Corporations are under the fascinating concept that they are in a real sense, independent nations. Currently under American auspices they are seeking treaty making powers. Having nation status without a geographic presence, or a military might sound ridiculous and it is. What is happening is the desire of the modern corporation to exist between nations without any responsibility save for its own interests.

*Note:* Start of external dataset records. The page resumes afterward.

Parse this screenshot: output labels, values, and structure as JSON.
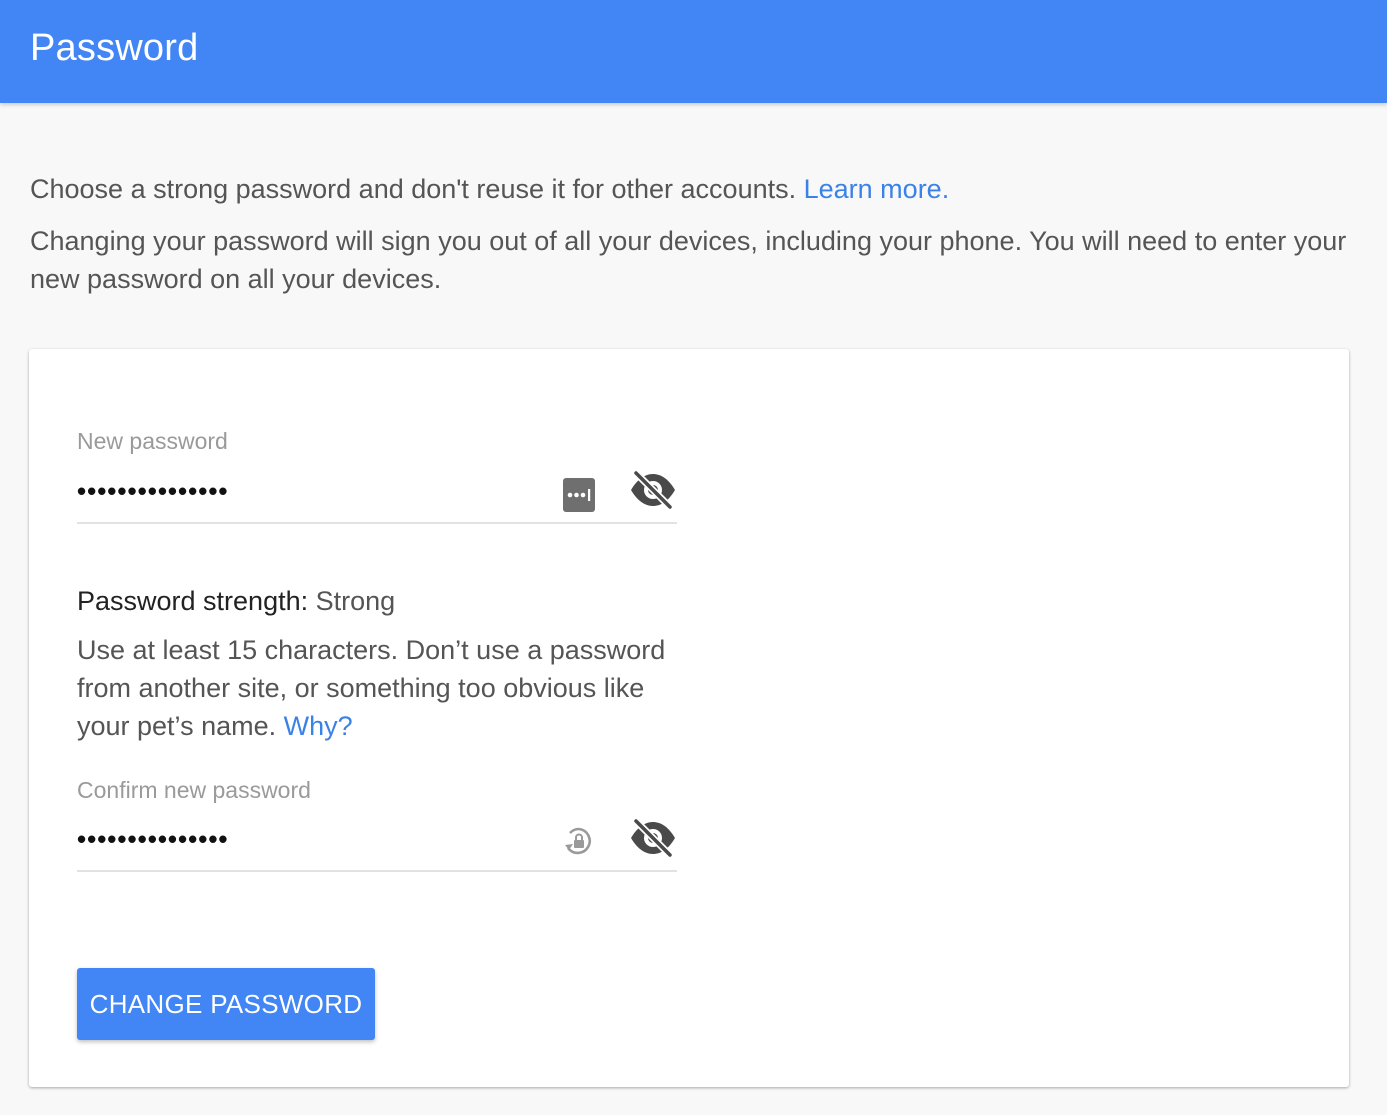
{
  "header": {
    "title": "Password"
  },
  "intro": {
    "line1": "Choose a strong password and don't reuse it for other accounts.",
    "learn_more": "Learn more.",
    "line2": "Changing your password will sign you out of all your devices, including your phone. You will need to enter your new password on all your devices."
  },
  "form": {
    "new_password": {
      "label": "New password",
      "value": "•••••••••••••••",
      "icons": [
        "password-manager-icon",
        "visibility-off-icon"
      ]
    },
    "strength": {
      "label": "Password strength:",
      "value": "Strong"
    },
    "hint": {
      "text": "Use at least 15 characters. Don’t use a password from another site, or something too obvious like your pet’s name.",
      "why": "Why?"
    },
    "confirm_password": {
      "label": "Confirm new password",
      "value": "•••••••••••••••",
      "icons": [
        "lock-sync-icon",
        "visibility-off-icon"
      ]
    },
    "submit_label": "CHANGE PASSWORD"
  },
  "colors": {
    "primary": "#4285f4",
    "link": "#3b82e8",
    "background": "#f8f8f8",
    "card": "#ffffff"
  }
}
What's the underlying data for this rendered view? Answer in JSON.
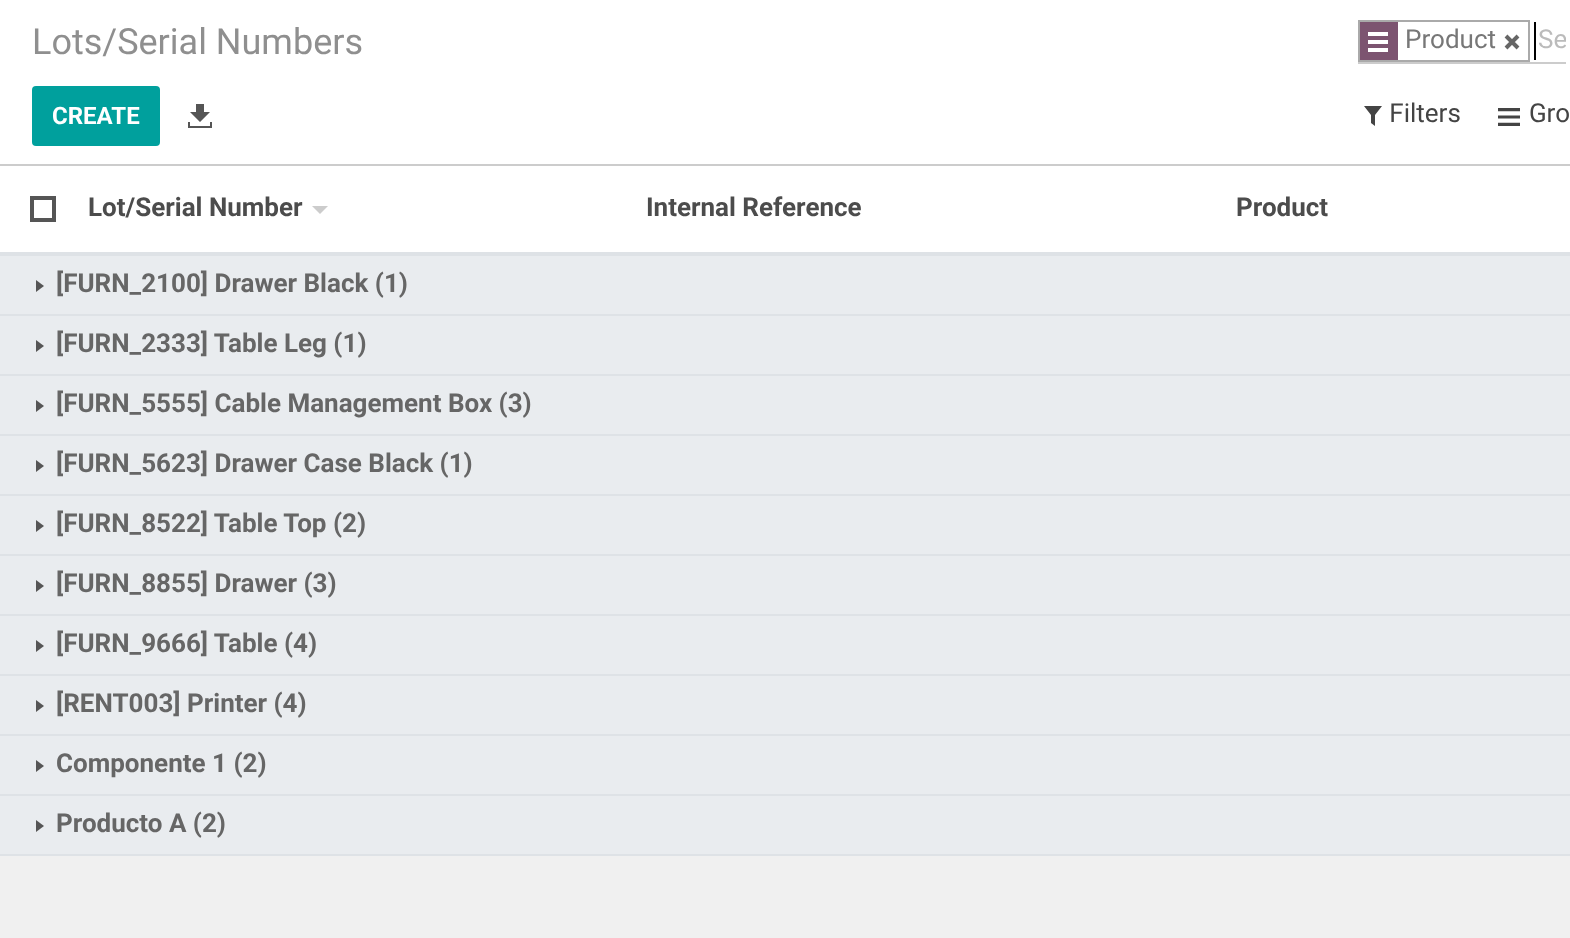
{
  "title": "Lots/Serial Numbers",
  "actions": {
    "create": "CREATE"
  },
  "search": {
    "facets": [
      {
        "label": "Product"
      }
    ],
    "placeholder": "Se"
  },
  "filters": {
    "filters": "Filters",
    "group_by": "Gro"
  },
  "table": {
    "select_all": {
      "checked": false
    },
    "columns": [
      {
        "label": "Lot/Serial Number",
        "sorted": true
      },
      {
        "label": "Internal Reference",
        "sorted": false
      },
      {
        "label": "Product",
        "sorted": false
      }
    ],
    "groups": [
      {
        "label": "[FURN_2100] Drawer Black (1)",
        "expanded": false
      },
      {
        "label": "[FURN_2333] Table Leg (1)",
        "expanded": false
      },
      {
        "label": "[FURN_5555] Cable Management Box (3)",
        "expanded": false
      },
      {
        "label": "[FURN_5623] Drawer Case Black (1)",
        "expanded": false
      },
      {
        "label": "[FURN_8522] Table Top (2)",
        "expanded": false
      },
      {
        "label": "[FURN_8855] Drawer (3)",
        "expanded": false
      },
      {
        "label": "[FURN_9666] Table (4)",
        "expanded": false
      },
      {
        "label": "[RENT003] Printer (4)",
        "expanded": false
      },
      {
        "label": "Componente 1 (2)",
        "expanded": false
      },
      {
        "label": "Producto A (2)",
        "expanded": false
      }
    ]
  }
}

In times to come, there will be attempts to set up corporate utopias on abandoned oil rigs or perhaps even an island. The power of even the smallest criminal gang to annihilate one of these intellectual exercises is not understood by those who have lived in the protection of an organized society. They understand “the real world.” This is, in spite of its name, a bizarre fantasy where they are the tough, realists who understand how everything works. When these overpaid, over-praised denizens of the skyward reaches of organized societies are casually plundered by “unorganized” societies, the rest of us less favored ones will find it difficult to generate sympathy.
We don’t live together in societies to oppress the creative classes as in an Ayn Rand fantasy. We exist in societies, nation states, because they have demonstrated over hundreds of years the ability to protect their citizens and organize economically. The word, parochial, has been used to describe the attitude of those of us who find the willingness of corporations to abandon a nation a demonstration of a lack of patriotism. But we do consider ourselves Americans, Canadians, Frenchmen, etc. It is a rabid and selfish form of self interest that pushes for this kind of corporate abandonment of national and ethical responsibilities.
Self-interest is not the key to utopia. In morals and ethics the distance between self interest and raw evil is only a matter of scale.